A bit more of this and the Austrian was thinking hard. “Ok, but just for ten minutes.”

“Of course, thank you. That’s very kind of you. Ten minutes, of course.” In the Middle East, one of the things that really gets me down is that putting one over on someone else isn’t seen as a bad thing to do. If you can get away with it, then good for you. Naturally when I get the opportunity to do this, I have a feeling of payback for all the times I’ve been deliberately misled by the locals. With that warm sensation, I ascended in the Hospice’s rickety elevator.

Up on the roof, the afternoon sunshine was too bright to film. It was so harsh I’d have been squinting into the camera like Clint Eastwood. So David and I descended to the Hospice’s garden café. For a mere 100 shekels ($30) we had a slice each of strudel (an uncommon dish in Jerusalem, where even Israelis who arrived as immigrants from Austria tend to eat Middle Eastern style), some soda and coffee.

Suitably refreshed we returned to the roof and soldiered on, despite the insanely bright sunshine.

Despite the occasional loud Israeli on a cellphone and the Korean tourists who stopped taking photos of the Dome of the Rock so they could photograph me, I managed to read most of the first chapter of THE FOURTH ASSASSIN without a pause.

Then, just before I’d finished, from the corner of my eye I spy the blonde fellow from reception striding toward me.

“Sir, you have to stop now. This has been more than 10 minutes,” he said.

“We’ve only been working a few minutes. We were down in the café most of the time. We had strudel.”

He twisted his face as though his finger had just gone through the toilet paper. “And I should believe you?”

“Yes, why would I lie? Go and ask the people in the coffee shop.”

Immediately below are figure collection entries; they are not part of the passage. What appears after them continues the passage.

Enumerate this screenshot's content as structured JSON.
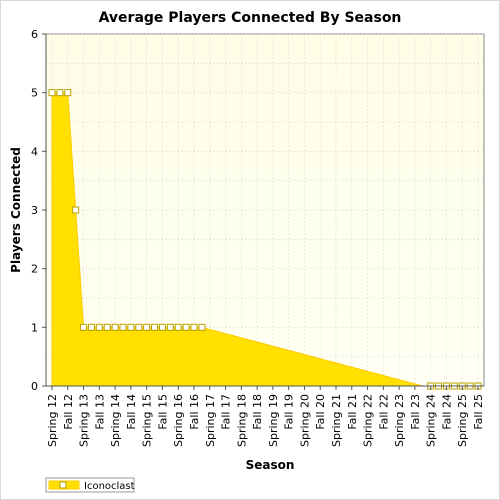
{
  "chart_data": {
    "type": "area",
    "title": "Average Players Connected By Season",
    "xlabel": "Season",
    "ylabel": "Players Connected",
    "ylim": [
      0,
      6
    ],
    "yticks": [
      0,
      1,
      2,
      3,
      4,
      5,
      6
    ],
    "grid": true,
    "legend_position": "bottom-left",
    "categories": [
      "Spring 12",
      "Fall 12",
      "Spring 13",
      "Fall 13",
      "Spring 14",
      "Fall 14",
      "Spring 15",
      "Fall 15",
      "Spring 16",
      "Fall 16",
      "Spring 17",
      "Fall 17",
      "Spring 18",
      "Fall 18",
      "Spring 19",
      "Fall 19",
      "Spring 20",
      "Fall 20",
      "Spring 21",
      "Fall 21",
      "Spring 22",
      "Fall 22",
      "Spring 23",
      "Fall 23",
      "Spring 24",
      "Fall 24",
      "Spring 25",
      "Fall 25"
    ],
    "series": [
      {
        "name": "Iconoclast",
        "x": [
          0,
          0.5,
          1,
          1.5,
          2,
          2.5,
          3,
          3.5,
          4,
          4.5,
          5,
          5.5,
          6,
          6.5,
          7,
          7.5,
          8,
          8.5,
          9,
          9.5,
          23.5,
          24,
          24.5,
          25,
          25.5,
          26,
          26.5,
          27
        ],
        "values": [
          5,
          5,
          5,
          3,
          1,
          1,
          1,
          1,
          1,
          1,
          1,
          1,
          1,
          1,
          1,
          1,
          1,
          1,
          1,
          1,
          0,
          0,
          0,
          0,
          0,
          0,
          0,
          0
        ],
        "markers": [
          true,
          true,
          true,
          true,
          true,
          true,
          true,
          true,
          true,
          true,
          true,
          true,
          true,
          true,
          true,
          true,
          true,
          true,
          true,
          true,
          false,
          true,
          true,
          true,
          true,
          true,
          true,
          true
        ]
      }
    ]
  },
  "colors": {
    "fill": "#ffe000",
    "fill_edge": "#ffcc00",
    "plot_bg_top": "#fefee6",
    "plot_bg_bottom": "#fffff4",
    "grid": "#cccccc",
    "marker_fill": "#ffffff",
    "marker_stroke": "#b8a000"
  }
}
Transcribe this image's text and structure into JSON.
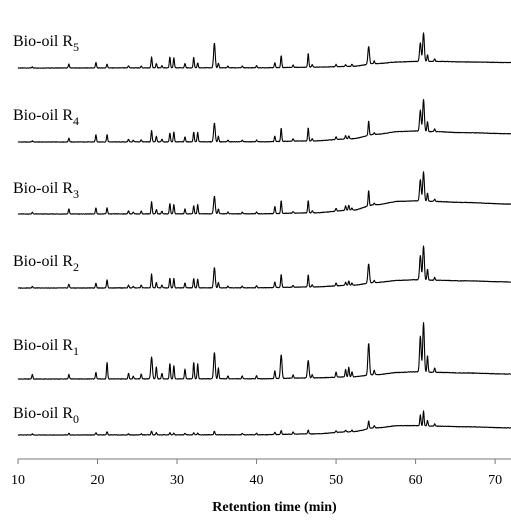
{
  "chart_data": {
    "type": "line",
    "title": "",
    "xlabel": "Retention time (min)",
    "ylabel": "",
    "xlim": [
      10,
      72
    ],
    "x_ticks": [
      10,
      20,
      30,
      40,
      50,
      60,
      70
    ],
    "legend": "none",
    "grid": false,
    "series": [
      {
        "name": "Bio-oil R",
        "subscript": "5",
        "baseline": [
          [
            10,
            0
          ],
          [
            40,
            0.4
          ],
          [
            47,
            1.5
          ],
          [
            52,
            3
          ],
          [
            55,
            8
          ],
          [
            58,
            11
          ],
          [
            60,
            12
          ],
          [
            63,
            12
          ],
          [
            66,
            11
          ],
          [
            72,
            10
          ]
        ],
        "peaks": [
          [
            11.8,
            2
          ],
          [
            16.4,
            7
          ],
          [
            19.8,
            10
          ],
          [
            21.2,
            7
          ],
          [
            23.9,
            4
          ],
          [
            25.5,
            3
          ],
          [
            26.8,
            20
          ],
          [
            27.4,
            8
          ],
          [
            28.1,
            4
          ],
          [
            29.1,
            20
          ],
          [
            29.6,
            18
          ],
          [
            31.0,
            8
          ],
          [
            32.1,
            19
          ],
          [
            32.6,
            9
          ],
          [
            34.7,
            45
          ],
          [
            35.2,
            8
          ],
          [
            36.4,
            3
          ],
          [
            38.2,
            3
          ],
          [
            40.0,
            4
          ],
          [
            42.3,
            9
          ],
          [
            43.1,
            22
          ],
          [
            44.6,
            4
          ],
          [
            46.5,
            25
          ],
          [
            47.0,
            5
          ],
          [
            50.0,
            4
          ],
          [
            51.2,
            3
          ],
          [
            52.0,
            4
          ],
          [
            54.1,
            32
          ],
          [
            54.8,
            5
          ],
          [
            60.6,
            34
          ],
          [
            61.0,
            52
          ],
          [
            61.5,
            12
          ],
          [
            62.4,
            5
          ]
        ]
      },
      {
        "name": "Bio-oil R",
        "subscript": "4",
        "baseline": [
          [
            10,
            0
          ],
          [
            40,
            0.4
          ],
          [
            47,
            2
          ],
          [
            52,
            6
          ],
          [
            55,
            14
          ],
          [
            58,
            19
          ],
          [
            60,
            20
          ],
          [
            62,
            19
          ],
          [
            66,
            17
          ],
          [
            72,
            15
          ]
        ],
        "peaks": [
          [
            11.8,
            2
          ],
          [
            16.4,
            7
          ],
          [
            19.8,
            13
          ],
          [
            21.2,
            13
          ],
          [
            23.9,
            5
          ],
          [
            24.5,
            3
          ],
          [
            25.5,
            4
          ],
          [
            26.8,
            21
          ],
          [
            27.4,
            10
          ],
          [
            28.1,
            5
          ],
          [
            29.1,
            16
          ],
          [
            29.6,
            18
          ],
          [
            31.0,
            9
          ],
          [
            32.1,
            18
          ],
          [
            32.6,
            17
          ],
          [
            34.7,
            34
          ],
          [
            35.2,
            10
          ],
          [
            36.4,
            3
          ],
          [
            38.2,
            3
          ],
          [
            40.0,
            3
          ],
          [
            42.3,
            10
          ],
          [
            43.1,
            24
          ],
          [
            44.6,
            4
          ],
          [
            46.5,
            24
          ],
          [
            47.0,
            4
          ],
          [
            50.0,
            5
          ],
          [
            51.2,
            6
          ],
          [
            51.6,
            5
          ],
          [
            54.1,
            26
          ],
          [
            54.8,
            3
          ],
          [
            60.6,
            38
          ],
          [
            61.0,
            58
          ],
          [
            61.5,
            18
          ],
          [
            62.4,
            5
          ]
        ]
      },
      {
        "name": "Bio-oil R",
        "subscript": "3",
        "baseline": [
          [
            10,
            0
          ],
          [
            40,
            0.4
          ],
          [
            47,
            2
          ],
          [
            52,
            7
          ],
          [
            55,
            17
          ],
          [
            58,
            23
          ],
          [
            60,
            24
          ],
          [
            62,
            23
          ],
          [
            66,
            21
          ],
          [
            72,
            18
          ]
        ],
        "peaks": [
          [
            11.8,
            3
          ],
          [
            16.4,
            9
          ],
          [
            19.8,
            11
          ],
          [
            21.2,
            11
          ],
          [
            23.9,
            6
          ],
          [
            24.5,
            3
          ],
          [
            25.5,
            5
          ],
          [
            26.8,
            22
          ],
          [
            27.4,
            8
          ],
          [
            28.1,
            5
          ],
          [
            29.1,
            19
          ],
          [
            29.6,
            17
          ],
          [
            31.0,
            9
          ],
          [
            32.1,
            15
          ],
          [
            32.6,
            17
          ],
          [
            34.7,
            32
          ],
          [
            35.2,
            9
          ],
          [
            36.4,
            3
          ],
          [
            38.2,
            3
          ],
          [
            40.0,
            3
          ],
          [
            42.3,
            13
          ],
          [
            43.1,
            23
          ],
          [
            44.6,
            3
          ],
          [
            46.5,
            23
          ],
          [
            47.0,
            4
          ],
          [
            50.0,
            5
          ],
          [
            51.2,
            8
          ],
          [
            51.6,
            9
          ],
          [
            52.0,
            4
          ],
          [
            54.1,
            28
          ],
          [
            54.8,
            3
          ],
          [
            60.6,
            39
          ],
          [
            61.0,
            53
          ],
          [
            61.5,
            15
          ],
          [
            62.4,
            4
          ]
        ]
      },
      {
        "name": "Bio-oil R",
        "subscript": "2",
        "baseline": [
          [
            10,
            0
          ],
          [
            40,
            0.4
          ],
          [
            47,
            2
          ],
          [
            52,
            5
          ],
          [
            55,
            10
          ],
          [
            58,
            14
          ],
          [
            60,
            15
          ],
          [
            63,
            14
          ],
          [
            66,
            13
          ],
          [
            72,
            11
          ]
        ],
        "peaks": [
          [
            11.8,
            3
          ],
          [
            16.4,
            7
          ],
          [
            19.8,
            9
          ],
          [
            21.2,
            15
          ],
          [
            23.9,
            5
          ],
          [
            24.5,
            3
          ],
          [
            25.5,
            5
          ],
          [
            26.8,
            25
          ],
          [
            27.4,
            10
          ],
          [
            28.1,
            5
          ],
          [
            29.1,
            18
          ],
          [
            29.6,
            17
          ],
          [
            31.0,
            9
          ],
          [
            32.1,
            17
          ],
          [
            32.6,
            16
          ],
          [
            34.7,
            37
          ],
          [
            35.2,
            10
          ],
          [
            36.4,
            3
          ],
          [
            38.2,
            3
          ],
          [
            40.0,
            4
          ],
          [
            42.3,
            10
          ],
          [
            43.1,
            24
          ],
          [
            44.6,
            3
          ],
          [
            46.5,
            22
          ],
          [
            47.0,
            4
          ],
          [
            50.0,
            5
          ],
          [
            51.2,
            6
          ],
          [
            51.6,
            8
          ],
          [
            52.0,
            4
          ],
          [
            54.1,
            35
          ],
          [
            54.8,
            4
          ],
          [
            60.6,
            44
          ],
          [
            61.0,
            62
          ],
          [
            61.5,
            20
          ],
          [
            62.4,
            5
          ]
        ]
      },
      {
        "name": "Bio-oil R",
        "subscript": "1",
        "baseline": [
          [
            10,
            0
          ],
          [
            40,
            0.4
          ],
          [
            47,
            2
          ],
          [
            52,
            4
          ],
          [
            55,
            8
          ],
          [
            58,
            12
          ],
          [
            60,
            13
          ],
          [
            63,
            12
          ],
          [
            66,
            11
          ],
          [
            72,
            9
          ]
        ],
        "peaks": [
          [
            11.8,
            8
          ],
          [
            16.4,
            8
          ],
          [
            19.8,
            12
          ],
          [
            21.2,
            30
          ],
          [
            23.9,
            10
          ],
          [
            24.5,
            5
          ],
          [
            25.5,
            9
          ],
          [
            26.8,
            40
          ],
          [
            27.4,
            22
          ],
          [
            28.1,
            10
          ],
          [
            29.1,
            28
          ],
          [
            29.6,
            24
          ],
          [
            31.0,
            18
          ],
          [
            32.1,
            30
          ],
          [
            32.6,
            27
          ],
          [
            34.7,
            48
          ],
          [
            35.2,
            20
          ],
          [
            36.4,
            5
          ],
          [
            38.2,
            5
          ],
          [
            40.0,
            6
          ],
          [
            42.3,
            14
          ],
          [
            43.1,
            43
          ],
          [
            44.6,
            6
          ],
          [
            46.5,
            32
          ],
          [
            47.0,
            6
          ],
          [
            50.0,
            9
          ],
          [
            51.2,
            14
          ],
          [
            51.6,
            18
          ],
          [
            52.0,
            9
          ],
          [
            54.1,
            58
          ],
          [
            54.8,
            8
          ],
          [
            60.6,
            65
          ],
          [
            61.0,
            90
          ],
          [
            61.5,
            30
          ],
          [
            62.4,
            8
          ]
        ]
      },
      {
        "name": "Bio-oil R",
        "subscript": "0",
        "baseline": [
          [
            10,
            0
          ],
          [
            40,
            0.4
          ],
          [
            47,
            2
          ],
          [
            52,
            6
          ],
          [
            55,
            13
          ],
          [
            58,
            17
          ],
          [
            60,
            17
          ],
          [
            63,
            16
          ],
          [
            66,
            15
          ],
          [
            72,
            13
          ]
        ],
        "peaks": [
          [
            11.8,
            2
          ],
          [
            16.4,
            3
          ],
          [
            19.8,
            4
          ],
          [
            21.2,
            6
          ],
          [
            23.9,
            2
          ],
          [
            25.5,
            2
          ],
          [
            26.8,
            7
          ],
          [
            27.4,
            4
          ],
          [
            29.1,
            4
          ],
          [
            29.6,
            3
          ],
          [
            31.0,
            3
          ],
          [
            32.1,
            4
          ],
          [
            32.6,
            3
          ],
          [
            34.7,
            7
          ],
          [
            38.2,
            2
          ],
          [
            40.0,
            3
          ],
          [
            42.3,
            4
          ],
          [
            43.1,
            7
          ],
          [
            44.6,
            4
          ],
          [
            46.5,
            7
          ],
          [
            50.0,
            3
          ],
          [
            51.2,
            3
          ],
          [
            52.0,
            3
          ],
          [
            54.1,
            14
          ],
          [
            54.8,
            4
          ],
          [
            60.6,
            20
          ],
          [
            61.0,
            27
          ],
          [
            61.5,
            10
          ],
          [
            62.4,
            4
          ]
        ]
      }
    ]
  }
}
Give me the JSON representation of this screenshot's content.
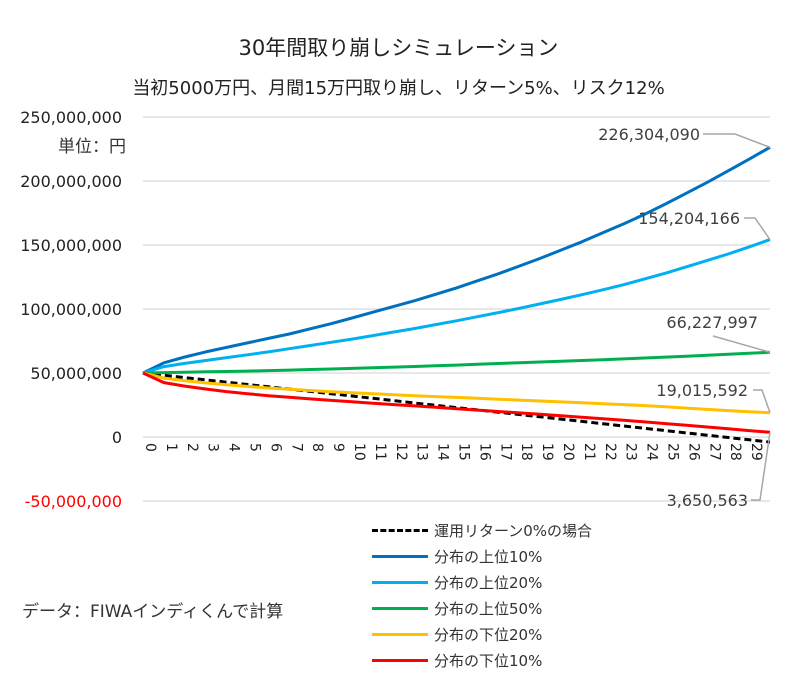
{
  "chart_data": {
    "type": "line",
    "title": "30年間取り崩しシミュレーション",
    "subtitle": "当初5000万円、月間15万円取り崩し、リターン5%、リスク12%",
    "unit_label": "単位：円",
    "source_note": "データ：FIWAインディくんで計算",
    "xlabel": "",
    "ylabel": "",
    "ylim": [
      -50000000,
      250000000
    ],
    "xlim": [
      0,
      30
    ],
    "grid": true,
    "legend_position": "bottom-right",
    "y_ticks": [
      {
        "value": 250000000,
        "label": "250,000,000",
        "color": "#222222"
      },
      {
        "value": 200000000,
        "label": "200,000,000",
        "color": "#222222"
      },
      {
        "value": 150000000,
        "label": "150,000,000",
        "color": "#222222"
      },
      {
        "value": 100000000,
        "label": "100,000,000",
        "color": "#222222"
      },
      {
        "value": 50000000,
        "label": "50,000,000",
        "color": "#222222"
      },
      {
        "value": 0,
        "label": "0",
        "color": "#222222"
      },
      {
        "value": -50000000,
        "label": "-50,000,000",
        "color": "#ff0000"
      }
    ],
    "x_ticks": [
      "0",
      "1",
      "2",
      "3",
      "4",
      "5",
      "6",
      "7",
      "8",
      "9",
      "10",
      "11",
      "12",
      "13",
      "14",
      "15",
      "16",
      "17",
      "18",
      "19",
      "20",
      "21",
      "22",
      "23",
      "24",
      "25",
      "26",
      "27",
      "28",
      "29"
    ],
    "x": [
      0,
      1,
      2,
      3,
      4,
      5,
      6,
      7,
      8,
      9,
      10,
      11,
      12,
      13,
      14,
      15,
      16,
      17,
      18,
      19,
      20,
      21,
      22,
      23,
      24,
      25,
      26,
      27,
      28,
      29,
      30
    ],
    "series": [
      {
        "name": "運用リターン0%の場合",
        "color": "#000000",
        "dashed": true,
        "values": [
          50000000,
          48200000,
          46400000,
          44600000,
          42800000,
          41000000,
          39200000,
          37400000,
          35600000,
          33800000,
          32000000,
          30200000,
          28400000,
          26600000,
          24800000,
          23000000,
          21200000,
          19400000,
          17600000,
          15800000,
          14000000,
          12200000,
          10400000,
          8600000,
          6800000,
          5000000,
          3200000,
          1400000,
          -400000,
          -2200000,
          -4000000
        ]
      },
      {
        "name": "分布の上位10%",
        "color": "#0070c0",
        "dashed": false,
        "values": [
          50000000,
          58000000,
          62500000,
          66500000,
          70000000,
          73500000,
          77000000,
          80500000,
          84500000,
          88500000,
          93000000,
          97500000,
          102000000,
          106500000,
          111500000,
          116500000,
          122000000,
          127500000,
          133500000,
          139500000,
          146000000,
          152500000,
          159500000,
          166500000,
          174000000,
          182000000,
          190500000,
          199000000,
          208000000,
          217000000,
          226304090
        ]
      },
      {
        "name": "分布の上位20%",
        "color": "#00b0f0",
        "dashed": false,
        "values": [
          50000000,
          55000000,
          57500000,
          59800000,
          62000000,
          64200000,
          66500000,
          69000000,
          71500000,
          74000000,
          76500000,
          79200000,
          82000000,
          84800000,
          87800000,
          90800000,
          94000000,
          97200000,
          100500000,
          104000000,
          107500000,
          111200000,
          115000000,
          119000000,
          123500000,
          128000000,
          133000000,
          138000000,
          143000000,
          148500000,
          154204166
        ]
      },
      {
        "name": "分布の上位50%",
        "color": "#00b050",
        "dashed": false,
        "values": [
          50000000,
          50300000,
          50600000,
          50900000,
          51200000,
          51500000,
          51900000,
          52300000,
          52700000,
          53100000,
          53600000,
          54100000,
          54600000,
          55100000,
          55600000,
          56200000,
          56800000,
          57400000,
          58000000,
          58600000,
          59200000,
          59800000,
          60400000,
          61000000,
          61700000,
          62400000,
          63100000,
          63800000,
          64600000,
          65400000,
          66227997
        ]
      },
      {
        "name": "分布の下位20%",
        "color": "#ffc000",
        "dashed": false,
        "values": [
          50000000,
          46000000,
          44000000,
          42300000,
          40800000,
          39500000,
          38300000,
          37300000,
          36300000,
          35400000,
          34600000,
          33800000,
          33000000,
          32300000,
          31600000,
          30900000,
          30200000,
          29500000,
          28800000,
          28100000,
          27400000,
          26700000,
          26000000,
          25300000,
          24500000,
          23600000,
          22600000,
          21600000,
          20600000,
          19800000,
          19015592
        ]
      },
      {
        "name": "分布の下位10%",
        "color": "#ff0000",
        "dashed": false,
        "values": [
          50000000,
          42500000,
          39800000,
          37500000,
          35500000,
          33800000,
          32300000,
          31000000,
          29800000,
          28600000,
          27500000,
          26400000,
          25300000,
          24300000,
          23200000,
          22100000,
          21000000,
          19900000,
          18800000,
          17700000,
          16600000,
          15500000,
          14300000,
          13100000,
          11800000,
          10500000,
          9200000,
          7800000,
          6400000,
          5000000,
          3650563
        ]
      }
    ],
    "annotations": [
      {
        "series": "分布の上位10%",
        "x": 30,
        "label": "226,304,090"
      },
      {
        "series": "分布の上位20%",
        "x": 30,
        "label": "154,204,166"
      },
      {
        "series": "分布の上位50%",
        "x": 30,
        "label": "66,227,997"
      },
      {
        "series": "分布の下位20%",
        "x": 30,
        "label": "19,015,592"
      },
      {
        "series": "分布の下位10%",
        "x": 30,
        "label": "3,650,563"
      }
    ]
  },
  "legend": {
    "items": [
      {
        "label": "運用リターン0%の場合"
      },
      {
        "label": "分布の上位10%"
      },
      {
        "label": "分布の上位20%"
      },
      {
        "label": "分布の上位50%"
      },
      {
        "label": "分布の下位20%"
      },
      {
        "label": "分布の下位10%"
      }
    ]
  }
}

I feel for this Austrian. After all, Israelis and Palestinians are able to lie with absolutely no compunction. It’s one of the first things you learn when you live here a while. I could see that this poor fellow had been at the front desk of the Hospice for a sufficient time to train him to recognize a lie, but not long enough to give him the graceful Arab ability to maneuver around someone else’s untruths without humiliating them. This fellow had only two options: let me get away with it, or kick me out.

“So five more minutes and then you’re out,” he said.

Here’s where my own cultural training came in. The over-emotional Welshman in me wanted to say: Listen, butty, I paid 100 shekels for some stiff strudel in your café, so you can bloody well calm down. In any case what do you think I’m filming up here? It’s just my face, some domed buildings in the background, and a lot of sunshine. What’re you protecting? It’s not a military installation. I’m buggered if I’m going to be hurried by you.

But I also know that the Middle Eastern way is to move from bald-faced lieing to apparent humility and submission, smug in the knowledge that you’ve got what you want. So I let him think he was having his way.

Twenty minutes later, when David and I passed the reception desk on our way out, I stopped to wave my thanks to the Austrian. Never leave anyone with a nasty taste in their mouth. Arabs taught me that. The kisses on the cheeks they bestow after a dispute really do defuse all the tension.

He ignored me. A Palestinian would never have done that.